What is the difference between captions and subtitles?

Subtitles are generally intended for people who are able to hear. Subtitles are most often used to display a different language than the one spoken in the video. Subtitles only include the words spoken.

Captions are intended to provide access to people who are unable to hear. Unlike subtitles, captions include the spoken word, sound effects, music description, and identification of speakers.

Why do videos need to be captioned if there’s a realtime captioner or ASL interpreter in the class?

It is impossible for the student to watch the video and watch the captions/interpreters simultaneously.  Information will be missed on one end or the other, thereby missing portions of the captions/interpreting.

The captioner or interpreter may be unfamiliar with the terminology, names, locations, song lyrics, or subject-specific information contained in the video.  This unfamiliarity may result in inaccurate translation/captions. Interpreters and captioners are able to translate one voice at a time. If people in the video speak over one another, or if a professor speaks during the video presentation, some dialog would not be relayed to the student. Videos that contain quality captions ensure students receive equal access to the information being presented.

How long does it take to get media captioned?

For shorter videos of ten minutes or less, please allow a one-week turnaround. For longer videos, please allow two weeks. For last-minute media captioning requests, please submit your request via AIM and indicate your desired turnaround time. Please plan accordingly. If videos are not captioned, they may not be shown in class or be required to view outside of class time.

Is a transcript of a video sufficient?

If the media has audio and video, you need to have it captioned. A transcript is not sufficient.

Why aren’t automatic captions sufficient for a video shown in class?

Automatic captions do not meet caption quality or legal standards that apply to video captioning as a whole. Captions must relay the speaker’s exact words with correct spelling, punctuation, and grammar with 99% accuracy. Captions may not be paraphrased and must honor the original tone and intent of the speaker. Sounds, music, and other environmental noises must also appear.

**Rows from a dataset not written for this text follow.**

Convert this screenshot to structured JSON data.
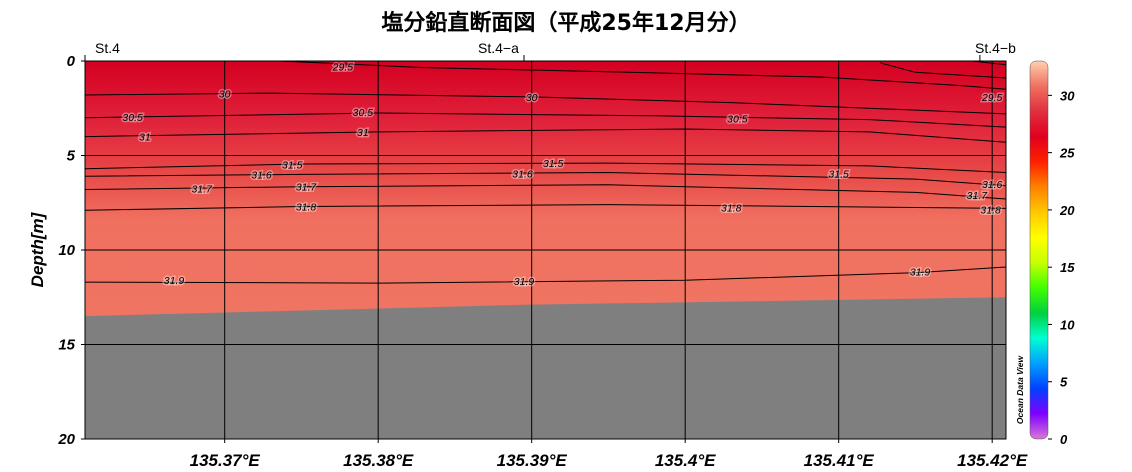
{
  "chart_data": {
    "type": "heatmap",
    "title": "塩分鉛直断面図（平成25年12月分）",
    "ylabel": "Depth[m]",
    "xlabel": "",
    "stations": [
      "St.4",
      "St.4−a",
      "St.4−b"
    ],
    "station_lon": [
      135.3609,
      135.3895,
      135.4192
    ],
    "xlim": [
      135.3609,
      135.4209
    ],
    "ylim": [
      0,
      20
    ],
    "y_inverted": true,
    "x_ticks": [
      135.37,
      135.38,
      135.39,
      135.4,
      135.41,
      135.42
    ],
    "x_tick_labels": [
      "135.37°E",
      "135.38°E",
      "135.39°E",
      "135.4°E",
      "135.41°E",
      "135.42°E"
    ],
    "y_ticks": [
      0,
      5,
      10,
      15,
      20
    ],
    "y_tick_labels": [
      "0",
      "5",
      "10",
      "15",
      "20"
    ],
    "colorbar": {
      "range": [
        0,
        33
      ],
      "ticks": [
        0,
        5,
        10,
        15,
        20,
        25,
        30
      ],
      "tick_labels": [
        "0",
        "5",
        "10",
        "15",
        "20",
        "25",
        "30"
      ],
      "colors": [
        "#d678d6",
        "#7f00ff",
        "#0040ff",
        "#00a0ff",
        "#00ffd0",
        "#00d040",
        "#40ff00",
        "#c8ff00",
        "#ffff00",
        "#ffc800",
        "#ff8000",
        "#ff2000",
        "#e00020",
        "#e03040",
        "#f07060",
        "#ffd0b0"
      ]
    },
    "seafloor_depth": [
      {
        "lon": 135.3609,
        "depth": 13.5
      },
      {
        "lon": 135.3895,
        "depth": 12.9
      },
      {
        "lon": 135.4209,
        "depth": 12.5
      }
    ],
    "contours": [
      {
        "level": 29.5,
        "points": [
          [
            135.3736,
            0.0
          ],
          [
            135.383,
            0.35
          ],
          [
            135.3964,
            0.6
          ],
          [
            135.409,
            0.85
          ],
          [
            135.418,
            1.3
          ],
          [
            135.4209,
            1.5
          ]
        ],
        "labels": [
          [
            135.3777,
            0.28
          ]
        ]
      },
      {
        "level": 29.5,
        "points": [
          [
            135.4127,
            0.1
          ],
          [
            135.415,
            0.6
          ],
          [
            135.4209,
            0.9
          ]
        ],
        "labels": [
          [
            135.42,
            1.9
          ]
        ]
      },
      {
        "level": 29.5,
        "points": [
          [
            135.4187,
            0.0
          ],
          [
            135.4209,
            0.2
          ]
        ],
        "labels": []
      },
      {
        "level": 30,
        "points": [
          [
            135.3609,
            1.8
          ],
          [
            135.373,
            1.7
          ],
          [
            135.39,
            1.9
          ],
          [
            135.403,
            2.2
          ],
          [
            135.415,
            2.6
          ],
          [
            135.4209,
            2.8
          ]
        ],
        "labels": [
          [
            135.37,
            1.72
          ],
          [
            135.39,
            1.9
          ]
        ]
      },
      {
        "level": 30.5,
        "points": [
          [
            135.3609,
            3.0
          ],
          [
            135.38,
            2.75
          ],
          [
            135.398,
            2.9
          ],
          [
            135.412,
            3.1
          ],
          [
            135.4209,
            3.5
          ]
        ],
        "labels": [
          [
            135.364,
            2.95
          ],
          [
            135.379,
            2.7
          ],
          [
            135.4034,
            3.05
          ]
        ]
      },
      {
        "level": 31,
        "points": [
          [
            135.3609,
            4.0
          ],
          [
            135.38,
            3.75
          ],
          [
            135.4,
            3.6
          ],
          [
            135.412,
            3.75
          ],
          [
            135.4209,
            4.3
          ]
        ],
        "labels": [
          [
            135.3648,
            4.0
          ],
          [
            135.379,
            3.75
          ]
        ]
      },
      {
        "level": 31.5,
        "points": [
          [
            135.3609,
            5.7
          ],
          [
            135.375,
            5.45
          ],
          [
            135.395,
            5.4
          ],
          [
            135.412,
            5.55
          ],
          [
            135.4209,
            5.9
          ]
        ],
        "labels": [
          [
            135.3744,
            5.47
          ],
          [
            135.3914,
            5.4
          ],
          [
            135.41,
            5.95
          ]
        ]
      },
      {
        "level": 31.6,
        "points": [
          [
            135.3609,
            6.1
          ],
          [
            135.375,
            6.0
          ],
          [
            135.395,
            5.9
          ],
          [
            135.415,
            6.25
          ],
          [
            135.4209,
            6.6
          ]
        ],
        "labels": [
          [
            135.3724,
            6.0
          ],
          [
            135.3894,
            5.95
          ],
          [
            135.42,
            6.52
          ]
        ]
      },
      {
        "level": 31.7,
        "points": [
          [
            135.3609,
            6.8
          ],
          [
            135.375,
            6.65
          ],
          [
            135.395,
            6.55
          ],
          [
            135.415,
            6.95
          ],
          [
            135.4209,
            7.3
          ]
        ],
        "labels": [
          [
            135.3685,
            6.75
          ],
          [
            135.3753,
            6.65
          ],
          [
            135.419,
            7.1
          ]
        ]
      },
      {
        "level": 31.8,
        "points": [
          [
            135.3609,
            7.9
          ],
          [
            135.375,
            7.7
          ],
          [
            135.395,
            7.6
          ],
          [
            135.415,
            7.75
          ],
          [
            135.4209,
            7.8
          ]
        ],
        "labels": [
          [
            135.3753,
            7.7
          ],
          [
            135.403,
            7.75
          ],
          [
            135.4199,
            7.85
          ]
        ]
      },
      {
        "level": 31.9,
        "points": [
          [
            135.3609,
            11.7
          ],
          [
            135.38,
            11.75
          ],
          [
            135.4,
            11.6
          ],
          [
            135.415,
            11.2
          ],
          [
            135.4209,
            10.9
          ]
        ],
        "labels": [
          [
            135.3667,
            11.6
          ],
          [
            135.3895,
            11.65
          ],
          [
            135.4153,
            11.15
          ]
        ]
      }
    ]
  }
}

For more information on this, please review this link for clarification on automated captions. A quick way to determine if the captions are acceptable is to check to see if there is punctuation and speaker identifiers.

What if the clip I plan to use is from YouTube?

If the material is on YouTube, you should check to see if it’s appropriately captioned. If it is not properly captioned, request that DSP have it captioned for you.

*A warning about YouTube videos:  Often YouTube videos show the “CC” symbol indicating they are captioned. However, if you click on the “CC” symbol and it says “English (Auto Generated),” these captions are produced using voice recognition software and fall below ADA and UC Berkeley quality standards. When used in the classroom, auto-generated captions may limit accessibility for the student with a hearing loss. 

The auto-generated captions are sometimes so inaccurate that they prohibit proper comprehension of the material being presented. It is required you always review the entire YouTube video to check the quality of the captions before showing it in class.  If captions do not meet ADA and University requirements, you should request that the DSP have them captioned.

What if the instructor owns the video?

If the video will be shown in the classroom or is required to be watched outside of class time by the students, regardless of whether it is instructor-owned or campus-owned, it will need to be captioned.

Can I get foreign language films captioned?

Yes. Please submit your request through AIM.

Where can I go to find an already captioned version of the film/video I want to play?

Do only D/deaf and hard-of-hearing persons benefit from captioning?

No. Captions aid in comprehension, accuracy, engagement, and retention for persons without hearing loss as well.